Alternatives worth a look before you decide

  • Wix / Wix Studio - the template-and-editor mass-market play; Wix Studio is Wix’s agency answer to Framer/Webflow.
  • Squarespace - the design-template default for small business / portfolio sites.
  • WordPress - the hosted-CMS incumbent; Framer explicitly markets a WP-importer agent (Claude Code importing WP REST API posts into Framer CMS), so WP migration is a real angle.
  • Figma - the design-tool parent; both Framer and Webflow compete at the “Figma to live site” boundary (Framer has a /solutions/figma-to-html/ page; Webflow has Figma-to-Webflow + devlink/React export).
  • Lovable and v0 (Vercel) - AI codegen site/app generators; closer “AI builds it” competitors to Framer than the traditional builders, and a real option for a dev-led team asking “why not just code it with Claude Code/Cursor?”
  • Headless CMS (Sanity, Contentful) - a different category (composable headless + separate front-end), not a direct substitute, but worth naming if your team is already headless-curious.
  • Instapage / Unbounce - if what you actually need is high-volume paid-ad landing pages rather than a full marketing site, a dedicated landing-page builder is a narrower, cheaper fit than either Framer or Webflow. See our Instapage vs Unbounce comparison for that matchup.

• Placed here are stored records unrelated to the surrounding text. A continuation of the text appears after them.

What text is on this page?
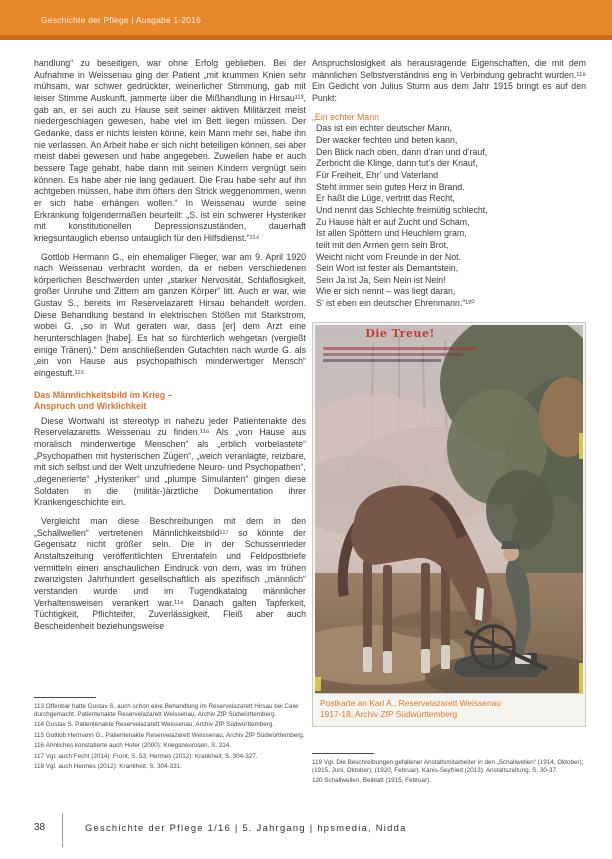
Geschichte der Pflege | Ausgabe 1-2016

handlung“ zu beseitigen, war ohne Erfolg geblieben. Bei der Aufnahme in Weissenau ging der Patient „mit krummen Knien sehr mühsam, war schwer gedrückter, weinerlicher Stimmung, gab mit leiser Stimme Auskunft, jammerte über die Mißhandlung in Hirsau¹¹³, gab an, er sei auch zu Hause seit seiner aktiven Militärzeit meist niedergeschlagen gewesen, habe viel im Bett liegen müssen. Der Gedanke, dass er nichts leisten könne, kein Mann mehr sei, habe ihn nie verlassen. An Arbeit habe er sich nicht beteiligen können, sei aber meist dabei gewesen und habe angegeben. Zuweilen habe er auch bessere Tage gehabt, habe dann mit seinen Kindern vergnügt sein können. Es habe aber nie lang gedauert. Die Frau habe sehr auf ihn achtgeben müssen, habe ihm öfters den Strick weggenommen, wenn er sich habe erhängen wollen.“ In Weissenau wurde seine Erkrankung folgendermaßen beurteilt: „S. ist ein schwerer Hysteriker mit konstitutionellen Depressionszuständen, dauerhaft kriegsuntauglich ebenso untauglich für den Hilfsdienst.“¹¹⁴

Gottlob Hermann G., ein ehemaliger Flieger, war am 9. April 1920 nach Weissenau verbracht worden, da er neben verschiedenen körperlichen Beschwerden unter „starker Nervosität, Schlaflosigkeit, großer Unruhe und Zittern am ganzen Körper“ litt. Auch er war, wie Gustav S., bereits im Reservelazarett Hirsau behandelt worden. Diese Behandlung bestand in elektrischen Stößen mit Starkstrom, wobei G. „so in Wut geraten war, dass [er] dem Arzt eine herunterschlagen [habe]. Es hat so fürchterlich wehgetan (vergießt einige Tränen).“ Dem anschließenden Gutachten nach wurde G. als „ein von Hause aus psychopathisch minderwertiger Mensch“ eingestuft.¹¹⁵

Das Männlichkeitsbild im Krieg –
Anspruch und Wirklichkeit

Diese Wortwahl ist stereotyp in nahezu jeder Patientenakte des Reservelazaretts Weissenau zu finden.¹¹⁶ Als „von Hause aus moralisch minderwertige Menschen“ als „erblich vorbelastete“ „Psychopathen mit hysterischen Zügen“, „weich veranlagte, reizbare, mit sich selbst und der Welt unzufriedene Neuro- und Psychopathen“, „degenerierte“ „Hysteriker“ und „plumpe Simulanten“ gingen diese Soldaten in die (militär-)ärztliche Dokumentation ihrer Krankengeschichte ein.

Vergleicht man diese Beschreibungen mit dem in den „Schallwellen“ vertretenen Männlichkeitsbild¹¹⁷ so könnte der Gegensatz nicht größer sein. Die in der Schussenrieder Anstaltszeitung veröffentlichten Ehrentafeln und Feldpostbriefe vermitteln einen anschaulichen Eindruck von dem, was im frühen zwanzigsten Jahrhundert gesellschaftlich als spezifisch „männlich“ verstanden wurde und im Tugendkatalog männlicher Verhaltensweisen verankert war.¹¹⁸ Danach galten Tapferkeit, Tüchtigkeit, Pflichteifer, Zuverlässigkeit, Fleiß aber auch Bescheidenheit beziehungsweise

Anspruchslosigkeit als herausragende Eigenschaften, die mit dem männlichen Selbstverständnis eng in Verbindung gebracht wurden.¹¹⁹ Ein Gedicht von Julius Sturm aus dem Jahr 1915 bringt es auf den Punkt:

„Ein echter Mann
Das ist ein echter deutscher Mann,
Der wacker fechten und beten kann,
Den Blick nach oben, dann d’ran und d’rauf,
Zerbricht die Klinge, dann tut’s der Knauf,
Für Freiheit, Ehr’ und Vaterland
Steht immer sein gutes Herz in Brand.
Er haßt die Lüge, vertritt das Recht,
Und nennt das Schlechte freimütig schlecht,
Zu Hause hält er auf Zucht und Scham,
Ist allen Spöttern und Heuchlern gram,
teilt mit den Armen gern sein Brot,
Weicht nicht vom Freunde in der Not.
Sein Wort ist fester als Demantstein,
Sein Ja ist Ja, Sein Nein ist Nein!
Wie er sich nennt – was liegt daran,
S’ ist eben ein deutscher Ehrenmann.“¹²⁰
Die Treue!
Postkarte an Karl A., Reservelazarett Weissenau
1917-18, Archiv ZfP Südwürttemberg

113 Offenbar hatte Gustav S. auch schon eine Behandlung im Reservelazarett Hirsau bei Calw durchgemacht. Patientenakte Reservelazarett Weissenau, Archiv ZfP Südwürttemberg.

114 Gustav S. Patientenakte Reservelazarett Weissenau, Archiv ZfP Südwürttemberg.

115 Gottlob Hermann G., Patientenakte Reservelazarett Weissenau, Archiv ZfP Südwürttemberg.

116 Ähnliches konstatierte auch Hofer (2000): Kriegsneurosen, S. 314.

117 Vgl. auch Fecht (2014): Front, S. 53; Hermes (2012): Krankheit, S. 304-327.

118 Vgl. auch Hermes (2012): Krankheit, S. 304-331.

119 Vgl. Die Beschreibungen gefallener Anstaltsmitarbeiter in den „Schallwellen“ (1914, Oktober); (1915, Juni, Oktober); (1920, Februar). Kanis-Seyfried (2013): Anstaltszeitung, S. 30-37.

120 Schallwellen, Beiblatt (1915, Februar).

38	Geschichte der Pflege 1/16 | 5. Jahrgang | hpsmedia, Nidda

Building the storefront instead of the marketing site? Neither Framer nor Webflow natively competes with dedicated ecommerce platforms - see our Sellfy vs WooCommerce vs Shopify vs Wix roundup if selling products is the actual job to be done.

Bottom line

  • Pick Framer if you’re a design-led marketing team that ships marketing sites fast and wants AI agents editing the live page. It’s wrong for you if you need deep CMS APIs, web-app hosting, or compliance-grade enterprise governance.
  • Pick Webflow if you’re a developer-led or compliance-heavy team that needs semantic HTML/CSS, a mature CMS, Webflow Cloud web-app hosting, and enterprise controls. It’s wrong for you if you’re a marketer who just wants pages up this afternoon and your budget can’t absorb stacked add-ons.

The buyer who picks Framer for an enterprise compliance migration, or Webflow for “I need a landing page by Friday,” is choosing the wrong tool. Match the tool to the team that will actually own the site.